A Simon Fraser University-led study of more than 31,000 B.C. offenders has found that offenders with mental disorders are not as strongly associated with repeating crime as may be commonly thought. Meanwhile the odds of recidivism are significantly higher among those with substance use or co-occurring disorders.
The study, published this week in the American Psychological Association's (APA) journal Psychology, Public Policy and Law, suggests that addiction is the main driver of reconviction among the so-called psychological or psychiatric disorders.
The researchers say better treatment for substance use problems, a greater focus on specific types of mental disorders, and a debunking of the stigma regarding people experiencing mental illness are needed.
"This adds strength to the emerging conclusion that non-substance-related mental disorders are, as a group, less likely to predict recidivism than substance use disorders," says SFU PhD student Stefanie Rezansoff, who led the research team.
Rezansoff, an SFU dean's convocation medalist, has a doctoral research fellowship from the Canadian Institutes for Health Research (CIHR) and a fellowship from Intersections of Mental Health Perspectives in Addictions Research Training (IMPART). She also received this year's 1989 Commemorative Ecole Polytechnique Doctoral Award from the Canadian Federation of University Women
The offenders were convicted and serving sentences throughout B.C. The two-year study was undertaken as a large-scale collaboration between the provincial government and SFU to examine interactions between health and public safety.
It's the first study of its kind to use such a large and diverse sample, says Julian Somers, an SFU health sciences professor on the research team. "This study highlights the fact that substance use problems are associated with reoffending," he says.
"These individuals are already being identified by the health care system. If they received better and more effective treatment then perhaps they would offend less often. This shows that healthcare does have an impact on public safety."
The researchers say targeted, evidence-based partnerships between the health and corrections sectors are needed.
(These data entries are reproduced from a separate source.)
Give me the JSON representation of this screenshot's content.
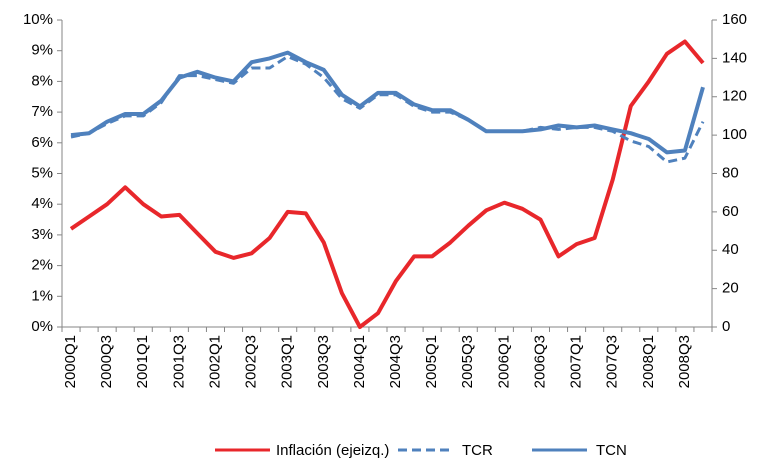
{
  "chart_data": {
    "type": "line",
    "categories": [
      "2000Q1",
      null,
      "2000Q3",
      null,
      "2001Q1",
      null,
      "2001Q3",
      null,
      "2002Q1",
      null,
      "2002Q3",
      null,
      "2003Q1",
      null,
      "2003Q3",
      null,
      "2004Q1",
      null,
      "2004Q3",
      null,
      "2005Q1",
      null,
      "2005Q3",
      null,
      "2006Q1",
      null,
      "2006Q3",
      null,
      "2007Q1",
      null,
      "2007Q3",
      null,
      "2008Q1",
      null,
      "2008Q3",
      null
    ],
    "series": [
      {
        "name": "Inflación (ejeizq.)",
        "color": "#e8272b",
        "style": "solid",
        "axis": "y",
        "values": [
          3.2,
          3.6,
          4.0,
          4.55,
          4.0,
          3.6,
          3.65,
          3.05,
          2.45,
          2.25,
          2.4,
          2.9,
          3.75,
          3.7,
          2.75,
          1.1,
          0.0,
          0.45,
          1.5,
          2.3,
          2.3,
          2.75,
          3.3,
          3.8,
          4.05,
          3.85,
          3.5,
          2.3,
          2.7,
          2.9,
          4.8,
          7.2,
          8.0,
          8.9,
          9.3,
          8.6
        ]
      },
      {
        "name": "TCR",
        "color": "#4f81bd",
        "style": "dashed",
        "axis": "y2",
        "values": [
          99,
          101,
          106,
          110,
          110,
          117,
          131,
          131,
          129,
          127,
          135,
          135,
          141,
          137,
          130,
          119,
          114,
          121,
          121,
          115,
          112,
          112,
          108,
          102,
          102,
          102,
          104,
          103,
          104,
          104,
          102,
          97,
          94,
          86,
          88,
          107
        ]
      },
      {
        "name": "TCN",
        "color": "#4f81bd",
        "style": "solid",
        "axis": "y2",
        "values": [
          100,
          101,
          107,
          111,
          111,
          118,
          130,
          133,
          130,
          128,
          138,
          140,
          143,
          138,
          134,
          121,
          115,
          122,
          122,
          116,
          113,
          113,
          108,
          102,
          102,
          102,
          103,
          105,
          104,
          105,
          103,
          101,
          98,
          91,
          92,
          125
        ]
      }
    ],
    "ylim": [
      0,
      10
    ],
    "yticks": [
      {
        "value": 0,
        "label": "0%"
      },
      {
        "value": 1,
        "label": "1%"
      },
      {
        "value": 2,
        "label": "2%"
      },
      {
        "value": 3,
        "label": "3%"
      },
      {
        "value": 4,
        "label": "4%"
      },
      {
        "value": 5,
        "label": "5%"
      },
      {
        "value": 6,
        "label": "6%"
      },
      {
        "value": 7,
        "label": "7%"
      },
      {
        "value": 8,
        "label": "8%"
      },
      {
        "value": 9,
        "label": "9%"
      },
      {
        "value": 10,
        "label": "10%"
      }
    ],
    "y2lim": [
      0,
      160
    ],
    "y2ticks": [
      0,
      20,
      40,
      60,
      80,
      100,
      120,
      140,
      160
    ],
    "grid": false
  }
}
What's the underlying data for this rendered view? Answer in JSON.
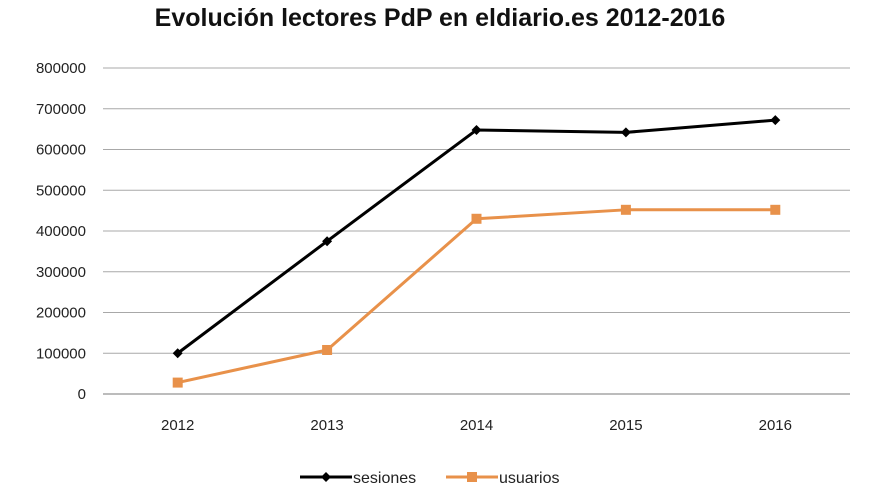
{
  "chart_data": {
    "type": "line",
    "title": "Evolución lectores PdP en eldiario.es 2012-2016",
    "xlabel": "",
    "ylabel": "",
    "categories": [
      "2012",
      "2013",
      "2014",
      "2015",
      "2016"
    ],
    "y_ticks": [
      "0",
      "100000",
      "200000",
      "300000",
      "400000",
      "500000",
      "600000",
      "700000",
      "800000"
    ],
    "ylim": [
      0,
      800000
    ],
    "grid": true,
    "legend_position": "bottom",
    "series": [
      {
        "name": "sesiones",
        "color": "#000000",
        "marker": "diamond",
        "values": [
          100000,
          375000,
          648000,
          642000,
          672000
        ]
      },
      {
        "name": "usuarios",
        "color": "#e8914a",
        "marker": "square",
        "values": [
          28000,
          108000,
          430000,
          452000,
          452000
        ]
      }
    ]
  }
}
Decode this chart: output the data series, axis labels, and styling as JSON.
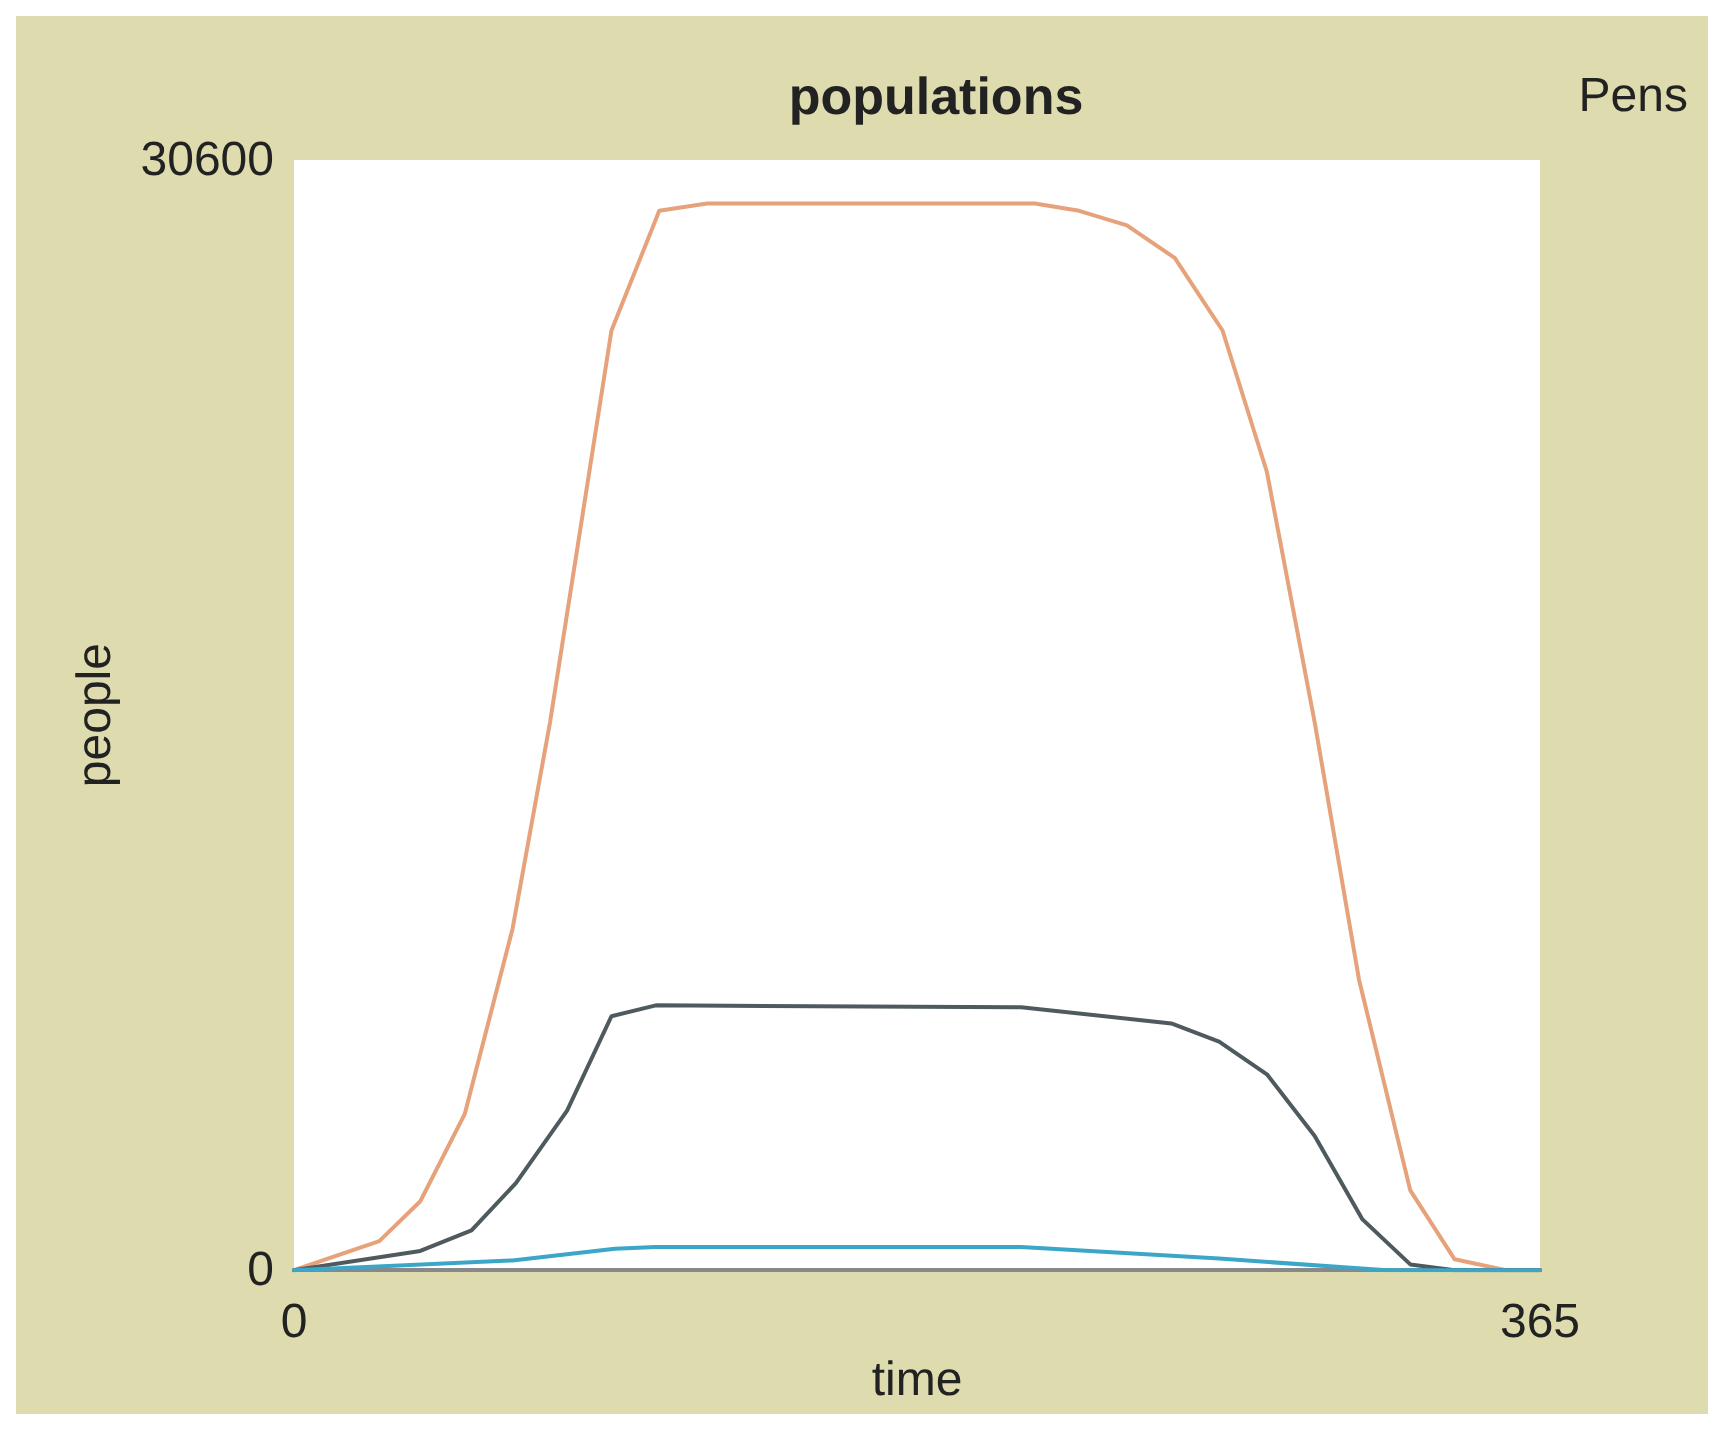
{
  "chart_data": {
    "type": "line",
    "title": "populations",
    "xlabel": "time",
    "ylabel": "people",
    "annotations": [
      "Pens"
    ],
    "xlim": [
      0,
      365
    ],
    "xticks": [
      0,
      365
    ],
    "ylim": [
      0,
      30600
    ],
    "yticks": [
      0,
      30600
    ],
    "series": [
      {
        "color": "#e6a27a",
        "x": [
          0,
          25,
          37,
          50,
          64,
          75,
          93,
          107,
          121,
          217,
          230,
          244,
          258,
          272,
          285,
          299,
          312,
          327,
          340,
          355,
          365
        ],
        "values": [
          0,
          800,
          1900,
          4300,
          9400,
          15100,
          25900,
          29200,
          29400,
          29400,
          29200,
          28800,
          27900,
          25900,
          22000,
          15100,
          8000,
          2200,
          300,
          0,
          0
        ]
      },
      {
        "color": "#4f5a5e",
        "x": [
          0,
          37,
          52,
          65,
          80,
          93,
          106,
          213,
          257,
          271,
          285,
          299,
          313,
          327,
          340,
          365
        ],
        "values": [
          0,
          530,
          1100,
          2400,
          4400,
          7000,
          7300,
          7250,
          6800,
          6300,
          5400,
          3700,
          1400,
          160,
          0,
          0
        ]
      },
      {
        "color": "#3ba6c8",
        "x": [
          0,
          64,
          94,
          106,
          213,
          271,
          320,
          365
        ],
        "values": [
          0,
          270,
          590,
          640,
          640,
          320,
          0,
          0
        ]
      }
    ]
  }
}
In another major study published today, researchers found that providing support for homeless people with mental illness via a Housing First approach leads to significantly lower rates of crime than if they receive typical care from city services.
Somers says it's the first evidence that housing and support are effective in crime reduction. More than 500 homeless people and numerous collaborators, representing agencies serving the homeless, took part in the Vancouver-based study.
The paper marks a major contribution internationally towards demonstrating the relationship between homelessness and crime, Somers adds, noting that further publications are expected from the nearly $30 million research project over the next year.
The study, "Housing First Reduces Re-offending among Formerly Homeless Adults with Mental Disorders: Results of a Randomized Controlled Trial" is published today in the journal PLOS ONE.